On Saturday, March 15, more than 1,300 VOA employees were sent to executive leave during their executive leave, while President Donald Trump’s executive order terminated funding from two other U.S.-backed news organizations. The order was signed Friday, directing the United States Global Media Agency (USAGM) and six other federal agencies to extend their operations to a legal minimum.
VOA director Michael Abramowitz said the decision effectively silenced the 83-year-old broadcaster, which operates in nearly 50 languages and reaches millions of dollars worldwide.
“I feel deeply saddened that this is the first time in 83 years that the voice of American legend has been silent,” Abramovitz said in a LinkedIn post. “It has played a major role in the fight for freedom and democracy around the world.”
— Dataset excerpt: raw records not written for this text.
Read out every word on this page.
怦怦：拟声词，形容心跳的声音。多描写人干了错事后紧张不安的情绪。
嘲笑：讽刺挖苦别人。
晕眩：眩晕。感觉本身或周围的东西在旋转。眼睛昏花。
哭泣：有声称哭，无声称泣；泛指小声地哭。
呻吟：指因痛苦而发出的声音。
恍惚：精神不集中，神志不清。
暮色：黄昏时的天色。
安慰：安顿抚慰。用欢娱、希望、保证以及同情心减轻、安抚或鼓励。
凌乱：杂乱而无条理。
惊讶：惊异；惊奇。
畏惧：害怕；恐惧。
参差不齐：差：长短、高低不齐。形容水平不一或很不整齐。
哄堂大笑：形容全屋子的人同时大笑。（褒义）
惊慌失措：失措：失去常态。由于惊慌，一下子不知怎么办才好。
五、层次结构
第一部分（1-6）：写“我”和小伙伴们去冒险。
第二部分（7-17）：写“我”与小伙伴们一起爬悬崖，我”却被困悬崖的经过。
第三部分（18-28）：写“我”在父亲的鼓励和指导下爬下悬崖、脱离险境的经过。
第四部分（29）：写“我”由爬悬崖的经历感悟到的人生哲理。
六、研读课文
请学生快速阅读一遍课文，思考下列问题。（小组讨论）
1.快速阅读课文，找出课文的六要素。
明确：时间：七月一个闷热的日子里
The cuts also affected Free Radio Europe (RFE/RL) and Radio Asia (RFA), two services known for providing independent news in authoritarian countries such as Russia, China and North Korea. The move has been widely criticized by press freedom advocates and foreign officials who warned that closing these platforms could incite oppressive regimes.
Jan Lipavsky, Czech Foreign Minister, described RFE as a “beacon” for people under totalitarian rule.
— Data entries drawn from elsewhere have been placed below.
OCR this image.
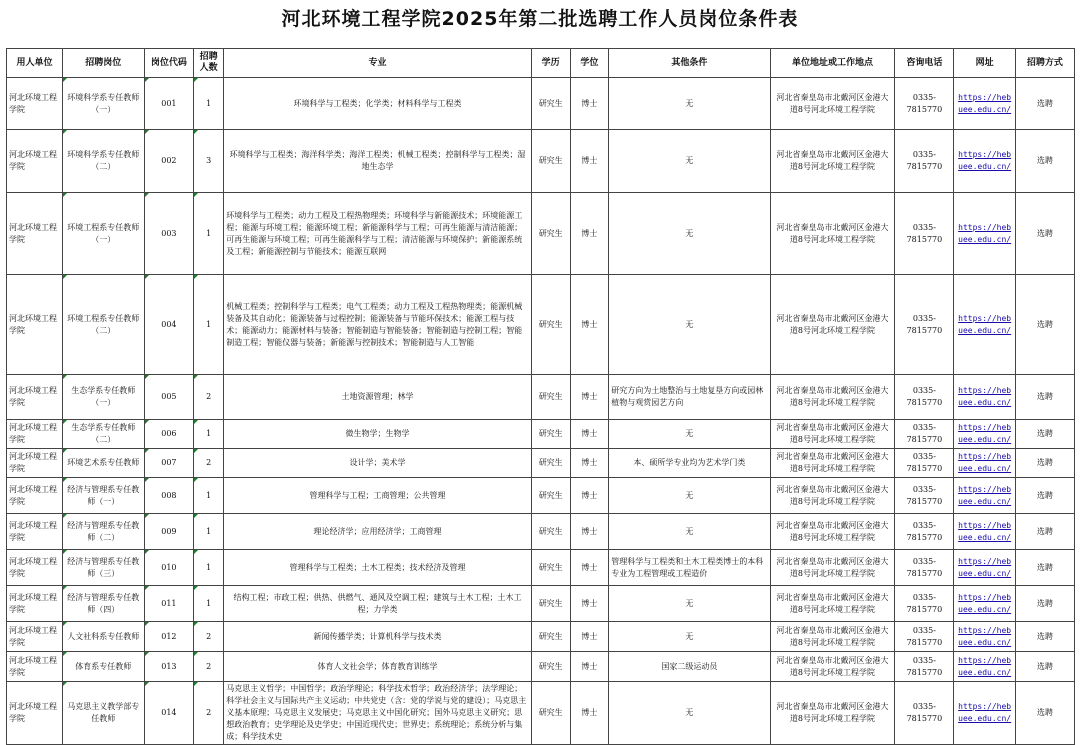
河北环境工程学院2025年第二批选聘工作人员岗位条件表
用人单位	招聘岗位	岗位代码	招聘人数	专业	学历	学位	其他条件	单位地址或工作地点	咨询电话	网址	招聘方式
河北环境工程学院	环境科学系专任教师（一）	001	1	环境科学与工程类；化学类；材料科学与工程类	研究生	博士	无	河北省秦皇岛市北戴河区金港大道8号河北环境工程学院	0335-7815770	https://hebuee.edu.cn/	选聘
河北环境工程学院	环境科学系专任教师（二）	002	3	环境科学与工程类；海洋科学类；海洋工程类；机械工程类；控制科学与工程类；湿地生态学	研究生	博士	无	河北省秦皇岛市北戴河区金港大道8号河北环境工程学院	0335-7815770	https://hebuee.edu.cn/	选聘
河北环境工程学院	环境工程系专任教师（一）	003	1	环境科学与工程类；动力工程及工程热物理类；环境科学与新能源技术；环境能源工程；能源与环境工程；能源环境工程；新能源科学与工程；可再生能源与清洁能源；可再生能源与环境工程；可再生能源科学与工程；清洁能源与环境保护；新能源系统及工程；新能源控制与节能技术；能源互联网	研究生	博士	无	河北省秦皇岛市北戴河区金港大道8号河北环境工程学院	0335-7815770	https://hebuee.edu.cn/	选聘
河北环境工程学院	环境工程系专任教师（二）	004	1	机械工程类；控制科学与工程类；电气工程类；动力工程及工程热物理类；能源机械装备及其自动化；能源装备与过程控制；能源装备与节能环保技术；能源工程与技术；能源动力；能源材料与装备；智能制造与智能装备；智能制造与控制工程；智能制造工程；智能仪器与装备；新能源与控制技术；智能制造与人工智能	研究生	博士	无	河北省秦皇岛市北戴河区金港大道8号河北环境工程学院	0335-7815770	https://hebuee.edu.cn/	选聘
河北环境工程学院	生态学系专任教师（一）	005	2	土地资源管理；林学	研究生	博士	研究方向为土地整治与土地复垦方向或园林植物与观赏园艺方向	河北省秦皇岛市北戴河区金港大道8号河北环境工程学院	0335-7815770	https://hebuee.edu.cn/	选聘
河北环境工程学院	生态学系专任教师（二）	006	1	微生物学；生物学	研究生	博士	无	河北省秦皇岛市北戴河区金港大道8号河北环境工程学院	0335-7815770	https://hebuee.edu.cn/	选聘
河北环境工程学院	环境艺术系专任教师	007	2	设计学；美术学	研究生	博士	本、硕所学专业均为艺术学门类	河北省秦皇岛市北戴河区金港大道8号河北环境工程学院	0335-7815770	https://hebuee.edu.cn/	选聘
河北环境工程学院	经济与管理系专任教师（一）	008	1	管理科学与工程；工商管理；公共管理	研究生	博士	无	河北省秦皇岛市北戴河区金港大道8号河北环境工程学院	0335-7815770	https://hebuee.edu.cn/	选聘
河北环境工程学院	经济与管理系专任教师（二）	009	1	理论经济学；应用经济学；工商管理	研究生	博士	无	河北省秦皇岛市北戴河区金港大道8号河北环境工程学院	0335-7815770	https://hebuee.edu.cn/	选聘
河北环境工程学院	经济与管理系专任教师（三）	010	1	管理科学与工程类；土木工程类；技术经济及管理	研究生	博士	管理科学与工程类和土木工程类博士的本科专业为工程管理或工程造价	河北省秦皇岛市北戴河区金港大道8号河北环境工程学院	0335-7815770	https://hebuee.edu.cn/	选聘
河北环境工程学院	经济与管理系专任教师（四）	011	1	结构工程；市政工程；供热、供燃气、通风及空调工程；建筑与土木工程；土木工程；力学类	研究生	博士	无	河北省秦皇岛市北戴河区金港大道8号河北环境工程学院	0335-7815770	https://hebuee.edu.cn/	选聘
河北环境工程学院	人文社科系专任教师	012	2	新闻传播学类；计算机科学与技术类	研究生	博士	无	河北省秦皇岛市北戴河区金港大道8号河北环境工程学院	0335-7815770	https://hebuee.edu.cn/	选聘
河北环境工程学院	体育系专任教师	013	2	体育人文社会学；体育教育训练学	研究生	博士	国家二级运动员	河北省秦皇岛市北戴河区金港大道8号河北环境工程学院	0335-7815770	https://hebuee.edu.cn/	选聘
河北环境工程学院	马克思主义教学部专任教师	014	2	马克思主义哲学；中国哲学；政治学理论；科学技术哲学；政治经济学；法学理论；科学社会主义与国际共产主义运动；中共党史（含：党的学说与党的建设）；马克思主义基本原理；马克思主义发展史；马克思主义中国化研究；国外马克思主义研究；思想政治教育；史学理论及史学史；中国近现代史；世界史；系统理论；系统分析与集成；科学技术史	研究生	博士	无	河北省秦皇岛市北戴河区金港大道8号河北环境工程学院	0335-7815770	https://hebuee.edu.cn/	选聘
He wrote on X: “From Belarus to Iran, from Russia to Afghanistan, the RFE and the United States voices are one of the sources of freedom for the few people without freedom.”
The Washington National News Club also condemned the decision. “For decades, the American voice has provided independent journalism with fact-based journalism to audiences around the world, often where press freedom does not exist,” said its president Mike Balsamo.
Meanwhile, Trump loyalist and VOA director nominee Kari Lake defended the decision, calling Usagm a “huge decay and burden on American taxpayers.” She promised to narrow the agency to its legal minimum, adding that it was “irrescueable.”
Elon Musk, a technology billionaire who has been overseeing the government’s rulings on the Department of Government Efficiency (DOGE), dismissed concerns, joked that X temporarily renamed Usagm to “the Department of Occupational Propaganda” (DOPE).
Trump’s executive order also affects institutions including federal mediation and reconciliation services, the Institute of Museum and Library Services, and the Community Development Financial Institutions Fund. The White House statement justified the layoffs, saying they would prevent taxpayers from funding “radical propaganda.”